I have an 2 cycle OLD Craftsman Snow thrower Model # 536.883300 and from my research I have a Tecumseh Carb 1026 5KT. I have fresh fuel and fuel is flowing to carb. I can start it by spraying fuel directly into carb but it will only run for a few seconds and die. I pulled it off, cleaned it and getting ready to install and try again. My question - Nothing is hooked the the brass connection marked ????. Should there be something attached to it? On the other side is a small hole that when I prime it seems to exhaust the priming air with each pump. Is that the proper operation of that hole or should it be blocked off? PS - the thrower has run quite well before, it's just sat for awhile.


----------



## geogrubb (Jul 28, 2006)

Did you clean the bowl nut(main jet), there are several styles, the tiny hole near the top is usually the problem, I clean it with the wire fron a twist tie, check the picc below for reference. Have a good one. Geo


----------



## reg312 (Dec 28, 2011)

I'll check that. Got any idea what the unused hose nipple is for?


----------



## geogrubb (Jul 28, 2006)

reg312 said:


> I'll check that. Got any idea what the unused hose nipple is for?

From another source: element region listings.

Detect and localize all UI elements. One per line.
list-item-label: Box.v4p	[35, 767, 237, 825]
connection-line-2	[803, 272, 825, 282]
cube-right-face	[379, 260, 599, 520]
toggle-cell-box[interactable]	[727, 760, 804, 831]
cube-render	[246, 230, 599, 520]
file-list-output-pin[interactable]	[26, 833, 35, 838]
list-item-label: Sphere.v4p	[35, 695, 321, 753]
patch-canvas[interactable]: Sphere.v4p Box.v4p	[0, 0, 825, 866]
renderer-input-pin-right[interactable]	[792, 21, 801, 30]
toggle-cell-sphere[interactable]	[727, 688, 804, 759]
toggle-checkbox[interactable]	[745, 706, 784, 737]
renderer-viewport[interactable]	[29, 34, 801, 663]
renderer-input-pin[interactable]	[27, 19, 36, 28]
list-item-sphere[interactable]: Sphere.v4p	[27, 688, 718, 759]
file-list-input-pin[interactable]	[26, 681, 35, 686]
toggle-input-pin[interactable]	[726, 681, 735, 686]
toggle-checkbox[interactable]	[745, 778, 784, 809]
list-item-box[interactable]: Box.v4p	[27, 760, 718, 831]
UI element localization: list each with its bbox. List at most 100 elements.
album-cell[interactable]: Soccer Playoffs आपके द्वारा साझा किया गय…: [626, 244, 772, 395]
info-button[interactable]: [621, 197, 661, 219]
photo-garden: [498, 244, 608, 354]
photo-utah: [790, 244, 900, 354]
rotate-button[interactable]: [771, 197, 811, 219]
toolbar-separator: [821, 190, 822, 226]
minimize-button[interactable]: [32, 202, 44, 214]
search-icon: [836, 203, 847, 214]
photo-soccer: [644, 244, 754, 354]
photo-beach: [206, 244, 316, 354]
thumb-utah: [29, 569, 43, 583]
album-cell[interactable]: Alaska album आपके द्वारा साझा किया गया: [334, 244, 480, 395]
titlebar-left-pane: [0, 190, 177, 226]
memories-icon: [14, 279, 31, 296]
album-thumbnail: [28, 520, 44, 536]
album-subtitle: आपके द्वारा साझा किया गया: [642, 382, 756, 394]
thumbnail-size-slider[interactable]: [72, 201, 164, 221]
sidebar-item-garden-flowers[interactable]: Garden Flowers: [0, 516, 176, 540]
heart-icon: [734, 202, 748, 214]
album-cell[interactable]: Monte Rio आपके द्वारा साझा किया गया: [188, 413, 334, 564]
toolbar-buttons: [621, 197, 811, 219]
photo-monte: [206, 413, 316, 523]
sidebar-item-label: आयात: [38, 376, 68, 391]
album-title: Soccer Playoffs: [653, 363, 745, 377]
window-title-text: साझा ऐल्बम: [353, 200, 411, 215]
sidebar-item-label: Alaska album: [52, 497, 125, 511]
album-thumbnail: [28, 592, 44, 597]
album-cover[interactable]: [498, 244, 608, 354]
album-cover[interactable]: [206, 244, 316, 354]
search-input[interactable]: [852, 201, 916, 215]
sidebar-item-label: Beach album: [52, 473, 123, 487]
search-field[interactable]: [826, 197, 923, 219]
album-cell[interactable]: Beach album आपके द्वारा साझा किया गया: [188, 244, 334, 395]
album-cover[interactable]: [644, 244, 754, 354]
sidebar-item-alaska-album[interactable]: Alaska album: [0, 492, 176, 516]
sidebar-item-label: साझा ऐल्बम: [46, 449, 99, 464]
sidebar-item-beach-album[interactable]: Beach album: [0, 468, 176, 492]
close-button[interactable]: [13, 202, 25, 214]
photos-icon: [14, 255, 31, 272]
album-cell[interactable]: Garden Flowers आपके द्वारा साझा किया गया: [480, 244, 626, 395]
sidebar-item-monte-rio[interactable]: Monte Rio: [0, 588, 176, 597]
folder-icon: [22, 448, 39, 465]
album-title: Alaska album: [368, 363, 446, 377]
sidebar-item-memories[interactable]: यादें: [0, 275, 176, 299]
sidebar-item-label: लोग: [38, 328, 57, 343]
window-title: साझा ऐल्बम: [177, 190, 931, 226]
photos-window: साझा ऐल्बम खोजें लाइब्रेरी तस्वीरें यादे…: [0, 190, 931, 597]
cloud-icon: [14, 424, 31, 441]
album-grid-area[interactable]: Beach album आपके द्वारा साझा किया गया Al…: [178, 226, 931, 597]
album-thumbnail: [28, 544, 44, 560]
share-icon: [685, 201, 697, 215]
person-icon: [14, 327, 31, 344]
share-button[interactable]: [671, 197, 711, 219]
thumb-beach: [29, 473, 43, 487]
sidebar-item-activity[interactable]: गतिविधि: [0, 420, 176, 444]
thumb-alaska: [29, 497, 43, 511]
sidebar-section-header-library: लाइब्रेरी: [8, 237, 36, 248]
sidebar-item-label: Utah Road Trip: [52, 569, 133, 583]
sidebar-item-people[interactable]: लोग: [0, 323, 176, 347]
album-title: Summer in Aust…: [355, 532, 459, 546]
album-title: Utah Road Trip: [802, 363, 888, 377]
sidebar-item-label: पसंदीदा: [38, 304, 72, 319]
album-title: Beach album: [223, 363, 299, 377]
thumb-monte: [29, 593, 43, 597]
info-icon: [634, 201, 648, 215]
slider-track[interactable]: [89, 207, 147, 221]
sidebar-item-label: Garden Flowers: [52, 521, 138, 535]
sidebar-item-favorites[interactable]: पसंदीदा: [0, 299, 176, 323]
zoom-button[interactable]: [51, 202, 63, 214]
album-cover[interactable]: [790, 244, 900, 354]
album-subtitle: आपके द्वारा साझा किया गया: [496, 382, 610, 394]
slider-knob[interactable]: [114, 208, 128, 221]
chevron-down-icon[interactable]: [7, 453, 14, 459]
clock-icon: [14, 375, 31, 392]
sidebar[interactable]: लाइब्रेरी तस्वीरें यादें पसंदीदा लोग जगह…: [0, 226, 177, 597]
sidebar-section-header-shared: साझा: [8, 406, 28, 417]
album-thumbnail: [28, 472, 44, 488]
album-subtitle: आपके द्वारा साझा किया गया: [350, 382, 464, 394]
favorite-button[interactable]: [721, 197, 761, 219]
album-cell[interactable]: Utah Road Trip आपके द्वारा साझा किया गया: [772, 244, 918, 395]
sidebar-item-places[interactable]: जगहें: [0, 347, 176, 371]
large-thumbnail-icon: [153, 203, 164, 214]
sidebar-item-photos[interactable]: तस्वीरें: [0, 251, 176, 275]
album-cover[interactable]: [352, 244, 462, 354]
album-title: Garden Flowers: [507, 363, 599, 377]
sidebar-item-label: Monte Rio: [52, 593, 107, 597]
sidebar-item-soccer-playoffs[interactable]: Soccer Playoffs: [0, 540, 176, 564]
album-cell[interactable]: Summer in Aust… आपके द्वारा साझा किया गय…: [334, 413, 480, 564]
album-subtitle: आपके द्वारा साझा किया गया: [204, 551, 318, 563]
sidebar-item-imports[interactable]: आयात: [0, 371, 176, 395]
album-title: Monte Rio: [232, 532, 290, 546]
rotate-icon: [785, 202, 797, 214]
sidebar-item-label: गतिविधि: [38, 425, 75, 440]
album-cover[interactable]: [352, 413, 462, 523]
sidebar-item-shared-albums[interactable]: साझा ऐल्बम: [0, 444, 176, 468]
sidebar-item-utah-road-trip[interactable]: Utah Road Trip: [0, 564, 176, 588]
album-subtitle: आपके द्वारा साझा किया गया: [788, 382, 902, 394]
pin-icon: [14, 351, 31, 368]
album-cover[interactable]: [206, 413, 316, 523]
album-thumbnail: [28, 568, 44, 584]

I think that is the carb vent, atmospheric vent I think it is called, it lets air in the bowl as the fuel is being used until the float is low enough to let fuel in, then it lets air out as the bowl fills. Have a good one. Geo


----------



## reg312 (Dec 28, 2011)

sounds good to me - thanks


----------



## reg312 (Dec 28, 2011)

There was a hole in the brass screw that was plugged. Cleaned it out, mounted carb and now I have gas Spewing out of the intake. So I guess that means new needle valve? Any Idea where I can get parts for the carb listed in my opening post? It says Lauson-Power on the bowl and 1026 5KT on the body.


----------



## geogrubb (Jul 28, 2006)

If it didn't leak before you had it off it shouldn't be leaking now unless you blew the seat out while cleaning the carb, maybe the float is stuck, clamp off the fuel line, remove the bowl, release the fuel line, see the fuel flow, now raise the float to see if it shuts off the fuel, if it shuts off the fuel it may have been stuck or it may have a hole in the float making it a sinker, if the fuel stops with slight pressure remove the float and shake it to see if it has fuel in it or put it in a bowl of water to see if it sinks. Have a good one. Geo


----------



## geogrubb (Jul 28, 2006)

You can get carb parts from any small engine shop or online. The sears site doesn't list the engine for the blower. Have a good one. Geo
www.jackssmallengines.com
www.mandd.com


----------



## Maytag (Dec 10, 2007)

George is right on the brass nozzle being the air vent (main air bleed). Page 8 of the Tecumseh 2cycle manual actually points to it on an almost identical carb as the one you sent photos of. 

692508.pdf

Just to firm up the quess.

And since I'm posting...........May I say many Thanks to george..., 30y...., usmc..., and any other routine engine doctors that post replies in here for us amatuers. Thank you for the knowledge, thank you for the support, thanks for the help in saving our money, sanity, and engines. But most importantly thank you for the sometimes thankless job you guys do. I for one greatly appreciate it.
AND HAPPY NEW YEAR to everyone!

>Maytag- the loneliest cable guy in town.:wave::hat::thumbsup:


----------